Identifying causes and types of corrosion
While a multitude of pipelines remain under construction or in the permit approval process, fully operational pipelines are in many cases decades old. Over time, the possibility of corrosion setting in rises, yet companies are more capable than ever at understanding and locating the causes of corrosion.

“There is now a greater emphasis on services that are noninvasive and more efficient.”

The International Journal of Industrial Chemistry indicated corrosion in the oil and gas industry most commonly forms as a result of aqueous agents contacting steel. With carbon dioxide and hydrogen sulfide present, water serves as a catalyst for corrosion, thus causing rust. If left unattended, pipelines can develop and succumb to a number of different types of corrosion.

Common forms of corrosion, according to IJIC are:

  • Oxygen corrosion – oxygen reacts with exposed metal
  • Sweet corrosion – carbon dioxide mixes with water to become acidic
  • Sour corrosion – hydrogen sulfide dissolves in water and embrittles metals
  • Crevice corrosion – stagnant fluid buildup in crevices
  • Galvanic corrosion – electrons turns one of two contacting metals into a corrosion anode
  • Microbial corrosion – organic acids increase fluid toxicity
  • Erosion corrosion – constantly removes layer of pipeline walls
  • Stress corrosion cracking – metals crack under intense corrosive stress

These corrosion types are the underlying factors affecting pipelines that operators and service providers work to prevent on a daily basis. Rather than simply react to onsetting corrosion, oil and gas companies also employ the use of protective coatings to inhibit the formation or spread of corrosive elements.

corrosion management

Corrosion management is a critical part of maintaining pipeline integrity.

Corrosion protection
The Pipeline and Hazardous Materials Safety Administration noted operators break down corrosion into external and internal categories. To assist in corrosion protection, companies apply coatings along the exterior of the pipeline. These coatings inherently contain a hydrophobic quality, which deters water accumulation and provides an immediate barrier between the metal pipe and potentially harmful liquids. Relying on the most-advanced compounds of epoxies, polyurethanes and acrylics, among others, operators coat pipelines as much as possible.

However, in some cases, it’s also necessary to utilize a method of cathode protection. This technique sends a direct current along the pipe in areas where the coating is missing, essentially acting as a stopgap measure in preventing fluids from damaging the metal.

Internal corrosion prevention techniques also use coatings in addition to liners and traps that capture contaminants, PHMSA stated. In most gas pipelines, dehydration is used because excess liquids moving through pipelines can be especially corrosive. By drying out the gas, prior to transport, pipelines are less susceptible to pooling of water, acids and chemicals.

Critical assessment of pipelines
Recent advancements in nondestructive testing have enabled operators to gather the information they need to prevent corrosion and other environment-intensive issues before they start. Because portions of pipelines must be taken out of operation for traditional methods of corrosion protection to be employed, there is now a greater emphasis on services that are noninvasive and more efficient.
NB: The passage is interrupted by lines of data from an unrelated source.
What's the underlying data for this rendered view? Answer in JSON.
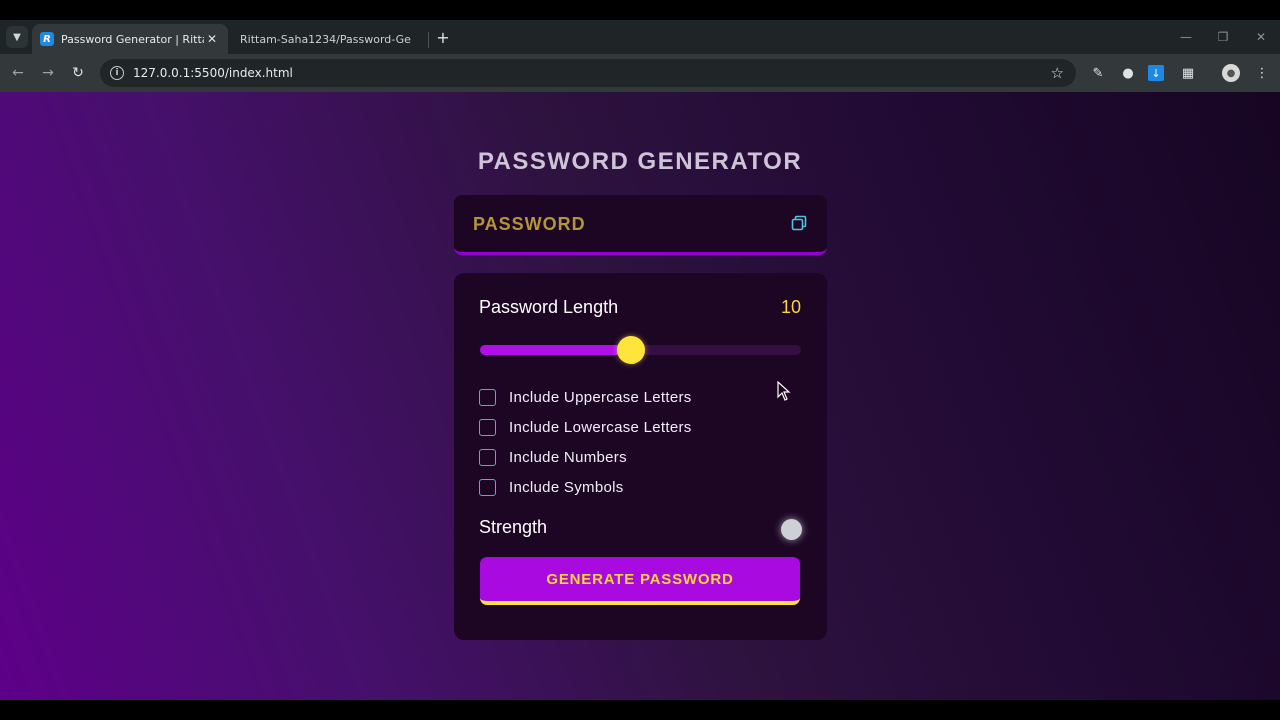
{
  "browser": {
    "tabs": [
      {
        "title": "Password Generator | Rittam Sa",
        "favicon": "R",
        "active": true
      },
      {
        "title": "Rittam-Saha1234/Password-Ge",
        "active": false
      }
    ],
    "url": "127.0.0.1:5500/index.html"
  },
  "app": {
    "title": "PASSWORD GENERATOR",
    "display": {
      "placeholder": "PASSWORD",
      "icon": "copy-icon"
    },
    "length": {
      "label": "Password Length",
      "value": "10",
      "slider_fraction": 0.47
    },
    "options": [
      {
        "label": "Include Uppercase Letters",
        "checked": false
      },
      {
        "label": "Include Lowercase Letters",
        "checked": false
      },
      {
        "label": "Include Numbers",
        "checked": false
      },
      {
        "label": "Include Symbols",
        "checked": false
      }
    ],
    "strength": {
      "label": "Strength",
      "color": "#cfcfd6"
    },
    "generate_label": "GENERATE PASSWORD"
  },
  "colors": {
    "accent": "#a90ae0",
    "highlight": "#ffd43b",
    "card": "#1c0624"
  }
}
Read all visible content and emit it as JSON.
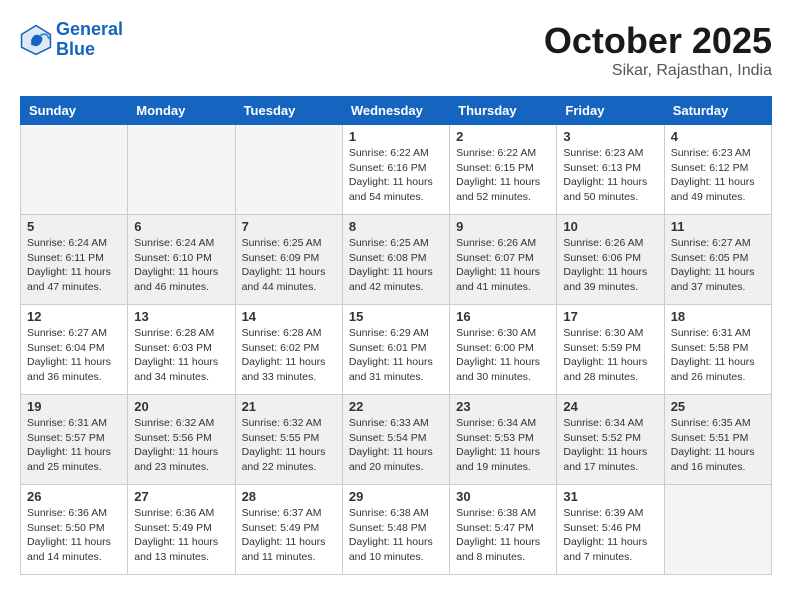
{
  "header": {
    "logo_line1": "General",
    "logo_line2": "Blue",
    "month": "October 2025",
    "location": "Sikar, Rajasthan, India"
  },
  "days_of_week": [
    "Sunday",
    "Monday",
    "Tuesday",
    "Wednesday",
    "Thursday",
    "Friday",
    "Saturday"
  ],
  "weeks": [
    [
      {
        "day": "",
        "content": "",
        "empty": true
      },
      {
        "day": "",
        "content": "",
        "empty": true
      },
      {
        "day": "",
        "content": "",
        "empty": true
      },
      {
        "day": "1",
        "content": "Sunrise: 6:22 AM\nSunset: 6:16 PM\nDaylight: 11 hours\nand 54 minutes."
      },
      {
        "day": "2",
        "content": "Sunrise: 6:22 AM\nSunset: 6:15 PM\nDaylight: 11 hours\nand 52 minutes."
      },
      {
        "day": "3",
        "content": "Sunrise: 6:23 AM\nSunset: 6:13 PM\nDaylight: 11 hours\nand 50 minutes."
      },
      {
        "day": "4",
        "content": "Sunrise: 6:23 AM\nSunset: 6:12 PM\nDaylight: 11 hours\nand 49 minutes."
      }
    ],
    [
      {
        "day": "5",
        "content": "Sunrise: 6:24 AM\nSunset: 6:11 PM\nDaylight: 11 hours\nand 47 minutes.",
        "shaded": true
      },
      {
        "day": "6",
        "content": "Sunrise: 6:24 AM\nSunset: 6:10 PM\nDaylight: 11 hours\nand 46 minutes.",
        "shaded": true
      },
      {
        "day": "7",
        "content": "Sunrise: 6:25 AM\nSunset: 6:09 PM\nDaylight: 11 hours\nand 44 minutes.",
        "shaded": true
      },
      {
        "day": "8",
        "content": "Sunrise: 6:25 AM\nSunset: 6:08 PM\nDaylight: 11 hours\nand 42 minutes.",
        "shaded": true
      },
      {
        "day": "9",
        "content": "Sunrise: 6:26 AM\nSunset: 6:07 PM\nDaylight: 11 hours\nand 41 minutes.",
        "shaded": true
      },
      {
        "day": "10",
        "content": "Sunrise: 6:26 AM\nSunset: 6:06 PM\nDaylight: 11 hours\nand 39 minutes.",
        "shaded": true
      },
      {
        "day": "11",
        "content": "Sunrise: 6:27 AM\nSunset: 6:05 PM\nDaylight: 11 hours\nand 37 minutes.",
        "shaded": true
      }
    ],
    [
      {
        "day": "12",
        "content": "Sunrise: 6:27 AM\nSunset: 6:04 PM\nDaylight: 11 hours\nand 36 minutes."
      },
      {
        "day": "13",
        "content": "Sunrise: 6:28 AM\nSunset: 6:03 PM\nDaylight: 11 hours\nand 34 minutes."
      },
      {
        "day": "14",
        "content": "Sunrise: 6:28 AM\nSunset: 6:02 PM\nDaylight: 11 hours\nand 33 minutes."
      },
      {
        "day": "15",
        "content": "Sunrise: 6:29 AM\nSunset: 6:01 PM\nDaylight: 11 hours\nand 31 minutes."
      },
      {
        "day": "16",
        "content": "Sunrise: 6:30 AM\nSunset: 6:00 PM\nDaylight: 11 hours\nand 30 minutes."
      },
      {
        "day": "17",
        "content": "Sunrise: 6:30 AM\nSunset: 5:59 PM\nDaylight: 11 hours\nand 28 minutes."
      },
      {
        "day": "18",
        "content": "Sunrise: 6:31 AM\nSunset: 5:58 PM\nDaylight: 11 hours\nand 26 minutes."
      }
    ],
    [
      {
        "day": "19",
        "content": "Sunrise: 6:31 AM\nSunset: 5:57 PM\nDaylight: 11 hours\nand 25 minutes.",
        "shaded": true
      },
      {
        "day": "20",
        "content": "Sunrise: 6:32 AM\nSunset: 5:56 PM\nDaylight: 11 hours\nand 23 minutes.",
        "shaded": true
      },
      {
        "day": "21",
        "content": "Sunrise: 6:32 AM\nSunset: 5:55 PM\nDaylight: 11 hours\nand 22 minutes.",
        "shaded": true
      },
      {
        "day": "22",
        "content": "Sunrise: 6:33 AM\nSunset: 5:54 PM\nDaylight: 11 hours\nand 20 minutes.",
        "shaded": true
      },
      {
        "day": "23",
        "content": "Sunrise: 6:34 AM\nSunset: 5:53 PM\nDaylight: 11 hours\nand 19 minutes.",
        "shaded": true
      },
      {
        "day": "24",
        "content": "Sunrise: 6:34 AM\nSunset: 5:52 PM\nDaylight: 11 hours\nand 17 minutes.",
        "shaded": true
      },
      {
        "day": "25",
        "content": "Sunrise: 6:35 AM\nSunset: 5:51 PM\nDaylight: 11 hours\nand 16 minutes.",
        "shaded": true
      }
    ],
    [
      {
        "day": "26",
        "content": "Sunrise: 6:36 AM\nSunset: 5:50 PM\nDaylight: 11 hours\nand 14 minutes."
      },
      {
        "day": "27",
        "content": "Sunrise: 6:36 AM\nSunset: 5:49 PM\nDaylight: 11 hours\nand 13 minutes."
      },
      {
        "day": "28",
        "content": "Sunrise: 6:37 AM\nSunset: 5:49 PM\nDaylight: 11 hours\nand 11 minutes."
      },
      {
        "day": "29",
        "content": "Sunrise: 6:38 AM\nSunset: 5:48 PM\nDaylight: 11 hours\nand 10 minutes."
      },
      {
        "day": "30",
        "content": "Sunrise: 6:38 AM\nSunset: 5:47 PM\nDaylight: 11 hours\nand 8 minutes."
      },
      {
        "day": "31",
        "content": "Sunrise: 6:39 AM\nSunset: 5:46 PM\nDaylight: 11 hours\nand 7 minutes."
      },
      {
        "day": "",
        "content": "",
        "empty": true
      }
    ]
  ]
}
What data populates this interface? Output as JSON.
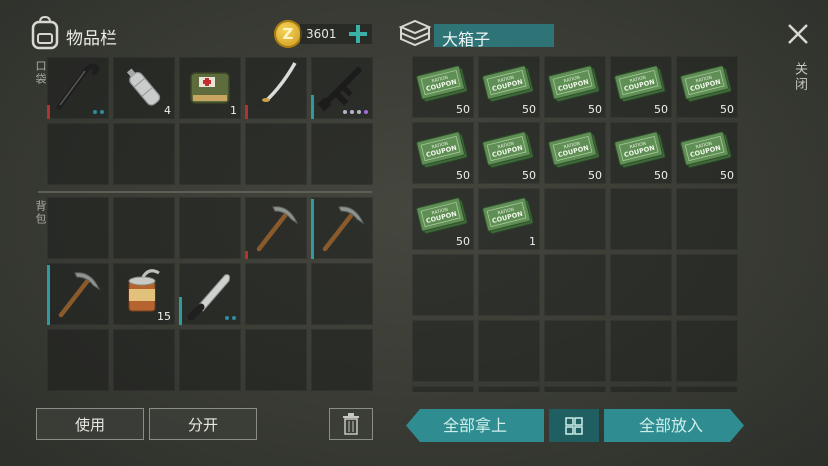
{
  "inventory": {
    "title": "物品栏",
    "currency": "3601",
    "currency_icon_letter": "Z",
    "pocket_label": "口袋",
    "backpack_label": "背包",
    "pocket_slots": [
      {
        "item": "crowbar",
        "qty": "",
        "durability": "red",
        "dots": [
          "#2f8ca0",
          "#2f8ca0"
        ]
      },
      {
        "item": "water-bottle",
        "qty": "4"
      },
      {
        "item": "medkit-bag",
        "qty": "1"
      },
      {
        "item": "katana",
        "qty": "",
        "durability": "red"
      },
      {
        "item": "assault-rifle",
        "qty": "",
        "durability": "teal",
        "dots": [
          "#b4b4cc",
          "#b4b4cc",
          "#b4b4cc",
          "#a86ae0"
        ]
      }
    ],
    "backpack_slots": [
      {
        "item": "pickaxe",
        "qty": "",
        "durability": "red",
        "slot": 3
      },
      {
        "item": "pickaxe",
        "qty": "",
        "durability": "teal",
        "slot": 4
      },
      {
        "item": "pickaxe",
        "qty": "",
        "durability": "teal",
        "slot": 5
      },
      {
        "item": "canned-food",
        "qty": "15",
        "slot": 6
      },
      {
        "item": "machete",
        "qty": "",
        "durability": "teal",
        "dots": [
          "#2f8ca0",
          "#2f8ca0"
        ],
        "slot": 7
      }
    ]
  },
  "box": {
    "title": "大箱子",
    "coupon_text_1": "RATION",
    "coupon_text_2": "COUPON",
    "coupons": [
      "50",
      "50",
      "50",
      "50",
      "50",
      "50",
      "50",
      "50",
      "50",
      "50",
      "50",
      "1"
    ]
  },
  "buttons": {
    "use": "使用",
    "split": "分开",
    "take_all": "全部拿上",
    "put_all": "全部放入"
  },
  "close": {
    "label": "关闭"
  },
  "colors": {
    "teal": "#2f8c90",
    "durability_red": "#b2332b",
    "durability_teal": "#2f9aa0"
  }
}
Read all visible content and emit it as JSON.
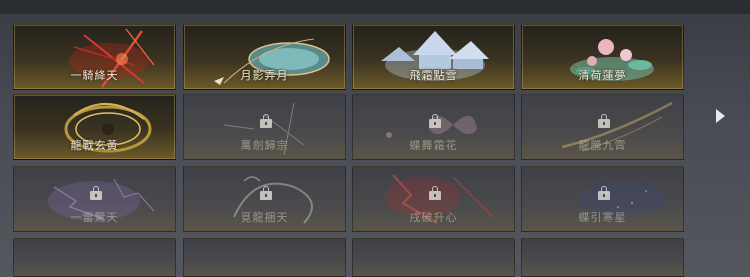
{
  "skins": {
    "items": [
      {
        "name": "一騎絳天",
        "status": "unlocked",
        "icon": "red-sword-slash-icon"
      },
      {
        "name": "月影弄月",
        "status": "unlocked",
        "icon": "jade-disc-icon"
      },
      {
        "name": "飛霜點雪",
        "status": "unlocked",
        "icon": "frost-pavilion-icon"
      },
      {
        "name": "清荷蓮夢",
        "status": "unlocked",
        "icon": "lotus-icon"
      },
      {
        "name": "龍戰玄黃",
        "status": "unlocked",
        "icon": "golden-dragon-icon"
      },
      {
        "name": "萬劍歸宗",
        "status": "locked",
        "icon": "sword-swarm-icon"
      },
      {
        "name": "蝶舞霜花",
        "status": "locked",
        "icon": "butterfly-icon"
      },
      {
        "name": "龍騰九霄",
        "status": "locked",
        "icon": "gold-dragon-flight-icon"
      },
      {
        "name": "一雷驚天",
        "status": "locked",
        "icon": "lightning-icon"
      },
      {
        "name": "覓龍捆天",
        "status": "locked",
        "icon": "dragon-coil-icon"
      },
      {
        "name": "戌破升心",
        "status": "locked",
        "icon": "crimson-lightning-icon"
      },
      {
        "name": "蝶引寒星",
        "status": "locked",
        "icon": "starry-swirl-icon"
      }
    ]
  },
  "navigation": {
    "next_icon": "chevron-right-icon"
  },
  "colors": {
    "unlocked_bg": "#6b5a2a",
    "locked_bg": "#4a4a4c",
    "label_text": "#f1ead6"
  }
}
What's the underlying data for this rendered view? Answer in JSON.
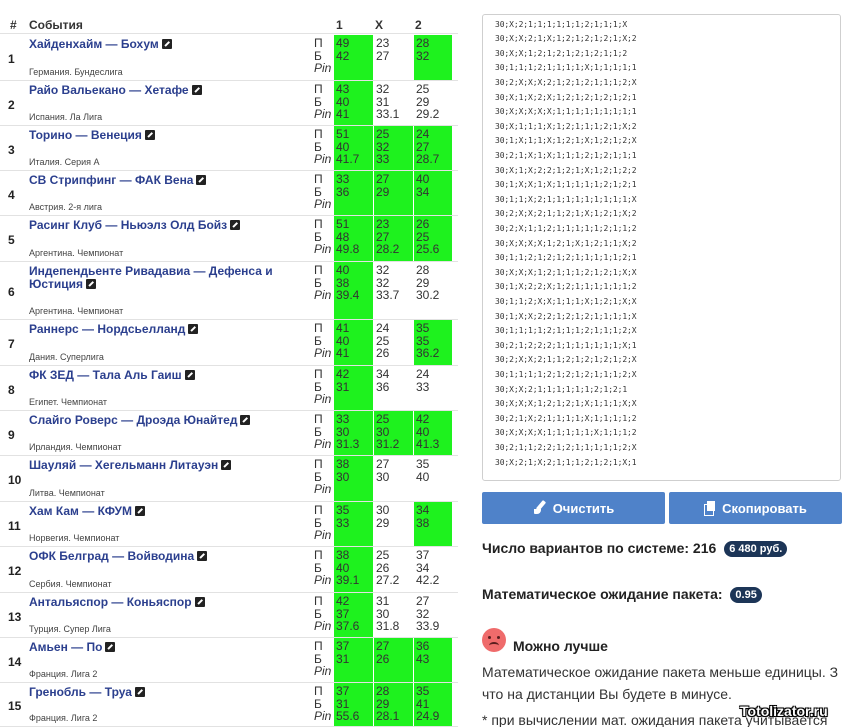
{
  "table": {
    "headers": {
      "num": "#",
      "events": "События",
      "c1": "1",
      "cx": "X",
      "c2": "2"
    },
    "row_labels": {
      "p": "П",
      "b": "Б",
      "pin": "Pin"
    },
    "matches": [
      {
        "n": "1",
        "title": "Хайденхайм — Бохум",
        "league": "Германия. Бундеслига",
        "p": [
          "49",
          "23",
          "28"
        ],
        "b": [
          "42",
          "27",
          "32"
        ],
        "pin": [
          "",
          "",
          ""
        ],
        "green": [
          1,
          0,
          1
        ]
      },
      {
        "n": "2",
        "title": "Райо Вальекано — Хетафе",
        "league": "Испания. Ла Лига",
        "p": [
          "43",
          "32",
          "25"
        ],
        "b": [
          "40",
          "31",
          "29"
        ],
        "pin": [
          "41",
          "33.1",
          "29.2"
        ],
        "green": [
          1,
          0,
          0
        ]
      },
      {
        "n": "3",
        "title": "Торино — Венеция",
        "league": "Италия. Серия А",
        "p": [
          "51",
          "25",
          "24"
        ],
        "b": [
          "40",
          "32",
          "27"
        ],
        "pin": [
          "41.7",
          "33",
          "28.7"
        ],
        "green": [
          1,
          1,
          1
        ]
      },
      {
        "n": "4",
        "title": "СВ Стрипфинг — ФАК Вена",
        "league": "Австрия. 2-я лига",
        "p": [
          "33",
          "27",
          "40"
        ],
        "b": [
          "36",
          "29",
          "34"
        ],
        "pin": [
          "",
          "",
          ""
        ],
        "green": [
          1,
          1,
          1
        ]
      },
      {
        "n": "5",
        "title": "Расинг Клуб — Ньюэлз Олд Бойз",
        "league": "Аргентина. Чемпионат",
        "p": [
          "51",
          "23",
          "26"
        ],
        "b": [
          "48",
          "27",
          "25"
        ],
        "pin": [
          "49.8",
          "28.2",
          "25.6"
        ],
        "green": [
          1,
          1,
          1
        ]
      },
      {
        "n": "6",
        "title": "Индепендьенте Ривадавиа — Дефенса и Юстиция",
        "league": "Аргентина. Чемпионат",
        "p": [
          "40",
          "32",
          "28"
        ],
        "b": [
          "38",
          "32",
          "29"
        ],
        "pin": [
          "39.4",
          "33.7",
          "30.2"
        ],
        "green": [
          1,
          0,
          0
        ]
      },
      {
        "n": "7",
        "title": "Раннерс — Нордсьелланд",
        "league": "Дания. Суперлига",
        "p": [
          "41",
          "24",
          "35"
        ],
        "b": [
          "40",
          "25",
          "35"
        ],
        "pin": [
          "41",
          "26",
          "36.2"
        ],
        "green": [
          1,
          0,
          1
        ]
      },
      {
        "n": "8",
        "title": "ФК ЗЕД — Тала Аль Гаиш",
        "league": "Египет. Чемпионат",
        "p": [
          "42",
          "34",
          "24"
        ],
        "b": [
          "31",
          "36",
          "33"
        ],
        "pin": [
          "",
          "",
          ""
        ],
        "green": [
          1,
          0,
          0
        ]
      },
      {
        "n": "9",
        "title": "Слайго Роверс — Дроэда Юнайтед",
        "league": "Ирландия. Чемпионат",
        "p": [
          "33",
          "25",
          "42"
        ],
        "b": [
          "30",
          "30",
          "40"
        ],
        "pin": [
          "31.3",
          "31.2",
          "41.3"
        ],
        "green": [
          1,
          1,
          1
        ]
      },
      {
        "n": "10",
        "title": "Шауляй — Хегельманн Литауэн",
        "league": "Литва. Чемпионат",
        "p": [
          "38",
          "27",
          "35"
        ],
        "b": [
          "30",
          "30",
          "40"
        ],
        "pin": [
          "",
          "",
          ""
        ],
        "green": [
          1,
          0,
          0
        ]
      },
      {
        "n": "11",
        "title": "Хам Кам — КФУМ",
        "league": "Норвегия. Чемпионат",
        "p": [
          "35",
          "30",
          "34"
        ],
        "b": [
          "33",
          "29",
          "38"
        ],
        "pin": [
          "",
          "",
          ""
        ],
        "green": [
          1,
          0,
          1
        ]
      },
      {
        "n": "12",
        "title": "ОФК Белград — Войводина",
        "league": "Сербия. Чемпионат",
        "p": [
          "38",
          "25",
          "37"
        ],
        "b": [
          "40",
          "26",
          "34"
        ],
        "pin": [
          "39.1",
          "27.2",
          "42.2"
        ],
        "green": [
          1,
          0,
          0
        ]
      },
      {
        "n": "13",
        "title": "Антальяспор — Коньяспор",
        "league": "Турция. Супер Лига",
        "p": [
          "42",
          "31",
          "27"
        ],
        "b": [
          "37",
          "30",
          "32"
        ],
        "pin": [
          "37.6",
          "31.8",
          "33.9"
        ],
        "green": [
          1,
          0,
          0
        ]
      },
      {
        "n": "14",
        "title": "Амьен — По",
        "league": "Франция. Лига 2",
        "p": [
          "37",
          "27",
          "36"
        ],
        "b": [
          "31",
          "26",
          "43"
        ],
        "pin": [
          "",
          "",
          ""
        ],
        "green": [
          1,
          1,
          1
        ]
      },
      {
        "n": "15",
        "title": "Гренобль — Труа",
        "league": "Франция. Лига 2",
        "p": [
          "37",
          "28",
          "35"
        ],
        "b": [
          "31",
          "29",
          "41"
        ],
        "pin": [
          "55.6",
          "28.1",
          "24.9"
        ],
        "green": [
          1,
          1,
          1
        ]
      }
    ]
  },
  "variants_text": [
    "30;2;1;X;1;2;1;X;1;2;1;1;1;X",
    "30;X;2;1;1;1;1;1;1;2;1;1;1;X",
    "30;X;X;2;1;X;1;2;1;2;1;2;1;X;2",
    "30;X;X;1;2;1;2;1;2;1;2;1;1;2",
    "30;1;1;1;2;1;1;1;1;X;1;1;1;1;1",
    "30;2;X;X;X;2;1;2;1;2;1;1;1;2;X",
    "30;X;1;X;2;X;1;2;1;2;1;2;1;2;1",
    "30;X;X;X;X;X;1;1;1;1;1;1;1;1;1",
    "30;X;1;1;1;X;1;2;1;1;1;2;1;X;2",
    "30;1;X;1;1;X;1;2;1;X;1;2;1;2;X",
    "30;2;1;X;1;X;1;1;1;2;1;2;1;1;1",
    "30;X;1;X;2;2;1;2;1;X;1;2;1;2;2",
    "30;1;X;X;1;X;1;1;1;1;1;2;1;2;1",
    "30;1;1;X;2;1;1;1;1;1;1;1;1;1;X",
    "30;2;X;X;2;1;1;2;1;X;1;2;1;X;2",
    "30;2;X;1;1;2;1;1;1;1;1;2;1;1;2",
    "30;X;X;X;X;1;2;1;X;1;2;1;1;X;2",
    "30;1;1;2;1;2;1;2;1;1;1;1;1;2;1",
    "30;X;X;X;1;2;1;1;1;2;1;2;1;X;X",
    "30;1;X;2;2;X;1;2;1;1;1;1;1;1;2",
    "30;1;1;2;X;X;1;1;1;X;1;2;1;X;X",
    "30;1;X;X;2;2;1;2;1;2;1;1;1;1;X",
    "30;1;1;1;1;2;1;1;1;2;1;1;1;2;X",
    "30;2;1;2;2;2;1;1;1;1;1;1;1;X;1",
    "30;2;X;X;2;1;1;2;1;2;1;2;1;2;X",
    "30;1;1;1;1;2;1;2;1;2;1;1;1;2;X",
    "30;X;X;2;1;1;1;1;1;1;2;1;2;1",
    "30;X;X;X;1;2;1;2;1;X;1;1;1;X;X",
    "30;2;1;X;2;1;1;1;1;X;1;1;1;1;2",
    "30;X;X;X;X;1;1;1;1;1;X;1;1;1;2",
    "30;2;1;1;2;2;1;2;1;1;1;1;1;2;X",
    "30;X;2;1;X;2;1;1;1;2;1;2;1;X;1"
  ],
  "buttons": {
    "clear": "Очистить",
    "copy": "Скопировать"
  },
  "stats": {
    "variants_label": "Число вариантов по системе: 216",
    "variants_price": "6 480 руб.",
    "expectation_label": "Математическое ожидание пакета:",
    "expectation_value": "0.95"
  },
  "message": {
    "title": "Можно лучше",
    "line1": "Математическое ожидание пакета меньше единицы. З",
    "line2": "что на дистанции Вы будете в минусе.",
    "line3": "* при вычислении мат. ожидания пакета учитывается"
  },
  "watermark": "Totolizator.ru",
  "colors": {
    "green": "#1ef21e",
    "link": "#2b3f8e",
    "button": "#4f82c9",
    "badge": "#1c3557"
  }
}
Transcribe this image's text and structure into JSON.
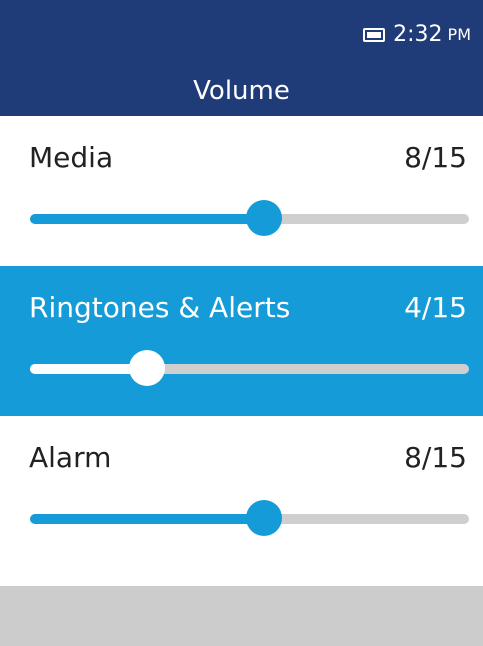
{
  "status_bar": {
    "time": "2:32",
    "ampm": "PM",
    "background": "#1f3b78"
  },
  "header": {
    "title": "Volume"
  },
  "rows": [
    {
      "label": "Media",
      "value_text": "8/15",
      "level": 0.533,
      "focused": false
    },
    {
      "label": "Ringtones & Alerts",
      "value_text": "4/15",
      "level": 0.267,
      "focused": true
    },
    {
      "label": "Alarm",
      "value_text": "8/15",
      "level": 0.533,
      "focused": false
    }
  ],
  "colors": {
    "accent": "#159bd7",
    "track": "#cfcfcf",
    "text": "#222222"
  }
}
Large-scale operators take a more calculated, holistic approach to assessing the integrity of their pipelines. Laser inspection tools, ultrasonic testing and risk-based inspections provide the backbone of critical safety assessments, allowing companies to identify where problems are likely to occur and how to overcome them. Not only does this approach reduce the risk of failures and unplanned shutdowns, but it also provides comprehensive data on the status and condition of existing pipelines.

With this vital information, corrosion can be prevented and working pipeline safety solutions can be incorporated into future operations.